The following examples use the airquality dataset included in R (a brief description is available in ?airquality):
str(airquality)
'data.frame': 153 obs. of 6 variables:
$ Ozone : int 41 36 12 18 NA 28 23 19 8 NA ...
$ Solar.R: int 190 118 149 313 NA NA 299 99 19 194 ...
$ Wind : num 7.4 8 12.6 11.5 14.3 14.9 8.6 13.8 20.1 8.6 ...
$ Temp : int 67 72 74 62 56 66 65 59 61 69 ...
$ Month : int 5 5 5 5 5 5 5 5 5 5 ...
$ Day : int 1 2 3 4 5 6 7 8 9 10 ...
The plot() function
One of the most important functions in the base plotting system is plot(). This function creates appropriate visualizations depending on the data to be displayed.
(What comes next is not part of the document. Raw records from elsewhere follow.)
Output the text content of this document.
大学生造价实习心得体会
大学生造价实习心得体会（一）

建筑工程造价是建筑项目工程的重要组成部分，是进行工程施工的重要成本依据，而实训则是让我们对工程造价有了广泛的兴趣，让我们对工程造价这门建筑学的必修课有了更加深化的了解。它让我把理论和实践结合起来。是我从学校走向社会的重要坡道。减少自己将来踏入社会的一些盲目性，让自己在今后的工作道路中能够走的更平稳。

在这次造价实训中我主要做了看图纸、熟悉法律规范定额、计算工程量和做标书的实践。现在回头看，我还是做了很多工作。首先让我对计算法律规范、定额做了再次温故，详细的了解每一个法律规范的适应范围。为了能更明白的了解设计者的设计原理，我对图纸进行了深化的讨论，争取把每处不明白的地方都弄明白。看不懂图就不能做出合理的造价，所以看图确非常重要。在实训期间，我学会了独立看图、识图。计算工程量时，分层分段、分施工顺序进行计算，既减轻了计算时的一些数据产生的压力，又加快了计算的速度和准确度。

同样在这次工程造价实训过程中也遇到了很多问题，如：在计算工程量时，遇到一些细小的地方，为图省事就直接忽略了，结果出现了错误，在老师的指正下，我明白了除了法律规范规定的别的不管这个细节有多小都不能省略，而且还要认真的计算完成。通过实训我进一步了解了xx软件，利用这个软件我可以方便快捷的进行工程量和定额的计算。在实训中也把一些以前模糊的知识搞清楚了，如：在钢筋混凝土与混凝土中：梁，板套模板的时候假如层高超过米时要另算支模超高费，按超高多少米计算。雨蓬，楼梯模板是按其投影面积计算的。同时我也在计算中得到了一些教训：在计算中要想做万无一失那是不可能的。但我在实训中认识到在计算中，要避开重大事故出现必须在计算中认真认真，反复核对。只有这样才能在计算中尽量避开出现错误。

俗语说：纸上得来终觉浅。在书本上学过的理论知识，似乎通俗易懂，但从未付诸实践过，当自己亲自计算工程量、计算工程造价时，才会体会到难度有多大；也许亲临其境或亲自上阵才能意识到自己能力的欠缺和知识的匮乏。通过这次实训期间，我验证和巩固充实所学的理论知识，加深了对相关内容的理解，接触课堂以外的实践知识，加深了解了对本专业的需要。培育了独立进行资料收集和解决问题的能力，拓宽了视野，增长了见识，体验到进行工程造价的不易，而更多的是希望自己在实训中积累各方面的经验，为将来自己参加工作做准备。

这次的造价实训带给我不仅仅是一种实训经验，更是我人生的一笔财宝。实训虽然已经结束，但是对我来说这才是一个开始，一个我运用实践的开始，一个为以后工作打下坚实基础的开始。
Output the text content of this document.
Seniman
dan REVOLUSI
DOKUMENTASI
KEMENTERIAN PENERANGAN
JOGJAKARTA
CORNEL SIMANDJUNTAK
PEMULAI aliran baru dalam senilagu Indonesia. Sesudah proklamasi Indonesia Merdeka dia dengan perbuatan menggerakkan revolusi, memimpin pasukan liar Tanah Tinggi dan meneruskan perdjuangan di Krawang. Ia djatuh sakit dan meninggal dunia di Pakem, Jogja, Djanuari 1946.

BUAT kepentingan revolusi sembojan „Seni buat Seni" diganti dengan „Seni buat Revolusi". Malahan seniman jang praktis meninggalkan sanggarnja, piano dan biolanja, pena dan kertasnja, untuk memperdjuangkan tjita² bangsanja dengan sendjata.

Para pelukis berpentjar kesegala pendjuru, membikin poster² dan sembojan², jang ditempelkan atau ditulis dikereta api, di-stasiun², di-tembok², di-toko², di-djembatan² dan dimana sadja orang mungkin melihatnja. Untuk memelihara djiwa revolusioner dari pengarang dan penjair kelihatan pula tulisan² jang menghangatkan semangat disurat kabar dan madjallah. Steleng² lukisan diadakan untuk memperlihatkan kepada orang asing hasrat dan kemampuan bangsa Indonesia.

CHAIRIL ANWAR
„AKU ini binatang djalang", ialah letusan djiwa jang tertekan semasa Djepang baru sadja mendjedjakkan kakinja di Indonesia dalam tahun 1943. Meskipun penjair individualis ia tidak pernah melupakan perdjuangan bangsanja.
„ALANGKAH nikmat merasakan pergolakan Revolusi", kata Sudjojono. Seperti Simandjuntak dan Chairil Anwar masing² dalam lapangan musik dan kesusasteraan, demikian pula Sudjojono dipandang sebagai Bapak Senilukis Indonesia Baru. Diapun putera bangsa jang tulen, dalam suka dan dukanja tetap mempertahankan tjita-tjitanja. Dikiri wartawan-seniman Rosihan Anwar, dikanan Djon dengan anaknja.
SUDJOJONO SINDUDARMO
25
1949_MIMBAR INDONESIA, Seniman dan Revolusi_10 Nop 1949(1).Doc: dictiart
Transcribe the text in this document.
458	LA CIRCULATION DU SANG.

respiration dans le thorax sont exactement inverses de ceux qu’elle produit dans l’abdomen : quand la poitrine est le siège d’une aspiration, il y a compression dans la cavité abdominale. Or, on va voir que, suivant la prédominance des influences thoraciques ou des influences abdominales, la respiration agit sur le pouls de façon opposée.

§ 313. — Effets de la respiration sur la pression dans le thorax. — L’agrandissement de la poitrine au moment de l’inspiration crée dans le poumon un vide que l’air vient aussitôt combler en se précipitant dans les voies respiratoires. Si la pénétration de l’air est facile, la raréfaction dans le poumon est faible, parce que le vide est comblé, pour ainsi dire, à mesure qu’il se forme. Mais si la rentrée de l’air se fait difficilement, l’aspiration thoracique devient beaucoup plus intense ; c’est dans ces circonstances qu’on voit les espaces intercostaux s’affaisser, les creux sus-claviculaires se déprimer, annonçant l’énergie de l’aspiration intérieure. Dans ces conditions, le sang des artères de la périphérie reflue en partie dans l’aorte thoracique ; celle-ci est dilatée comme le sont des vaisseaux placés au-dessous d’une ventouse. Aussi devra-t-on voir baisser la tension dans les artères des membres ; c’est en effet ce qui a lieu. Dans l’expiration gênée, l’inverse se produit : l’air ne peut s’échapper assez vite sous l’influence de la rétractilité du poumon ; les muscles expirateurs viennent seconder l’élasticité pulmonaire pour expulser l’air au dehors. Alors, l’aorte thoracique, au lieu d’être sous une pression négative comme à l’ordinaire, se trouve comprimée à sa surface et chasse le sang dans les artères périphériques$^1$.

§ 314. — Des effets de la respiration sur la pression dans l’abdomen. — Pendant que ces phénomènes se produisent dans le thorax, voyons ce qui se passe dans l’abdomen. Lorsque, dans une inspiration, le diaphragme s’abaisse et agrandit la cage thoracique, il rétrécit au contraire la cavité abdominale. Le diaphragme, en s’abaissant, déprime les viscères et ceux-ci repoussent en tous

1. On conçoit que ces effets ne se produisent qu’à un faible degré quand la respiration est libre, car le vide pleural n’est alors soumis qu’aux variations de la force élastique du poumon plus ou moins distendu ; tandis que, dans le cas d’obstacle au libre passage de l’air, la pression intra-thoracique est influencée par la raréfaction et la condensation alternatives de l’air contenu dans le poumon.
If you pass a numerical vector, the function produces a dot plot. The x-axis shows the index of the data points, and the y-axis shows the data values:
plot(airquality$Ozone)
If you pass two numerical vectors, you get a so-called scatter plot. The first argument is displayed on the x-axis, and the second argument is displayed on the y-axis:
plot(airquality$Wind, airquality$Ozone)
The function can also handle date values. First, let’s create a new column named date from the columns Month and Day (from the data description, we know that these were recorded in 1973):
This vector can then be converted into a date vector using the as.Date() function with the argument format="%m %d %Y", which we assign to the date column in the data frame:
class(airquality$date)
[1] "Date"
Now we can use this date column for the x-axis. In this example, the names of the five months are automatically displayed on the x-axis:
plot(airquality$date, airquality$Ozone)
If you pass a factor to the function, you get a bar chart with the frequencies of the individual levels:
plot(factor(airquality$Month))
Histograms
The hist() function creates a histogram of a vector:
hist(airquality$Ozone)
A histogram visualizes the distribution of the values in a vector. You can explicitly set the number of bins in the histogram with the breaks argument:
hist(airquality$Ozone, breaks=30)
Note
The breaks argument is only a recommendation – the actual number of bins is adjusted to keep the plot readable.
Boxplots
Another way to graphically represent the distribution of values is the boxplot() function. A boxplot shows the median, the interquartile range (IQR), as well as the minimum and maximum (plus any outliers) of the data. Here is an example of a boxplot for the Temp column:
boxplot(airquality$Temp)
A single boxplot is relatively uninformative. If you pass a formula instead of a vector, you can create multiple boxplots in a single graph.
Note
A formula in R is defined by the tilde character (~) with expressions on its left and right sides. An example of a formula is y ~ x with y on the left side and x on the right side. The meaning of a formula depends on the specific function. Many functions require formulas as arguments, and we will use formulas extensively when calculating linear models.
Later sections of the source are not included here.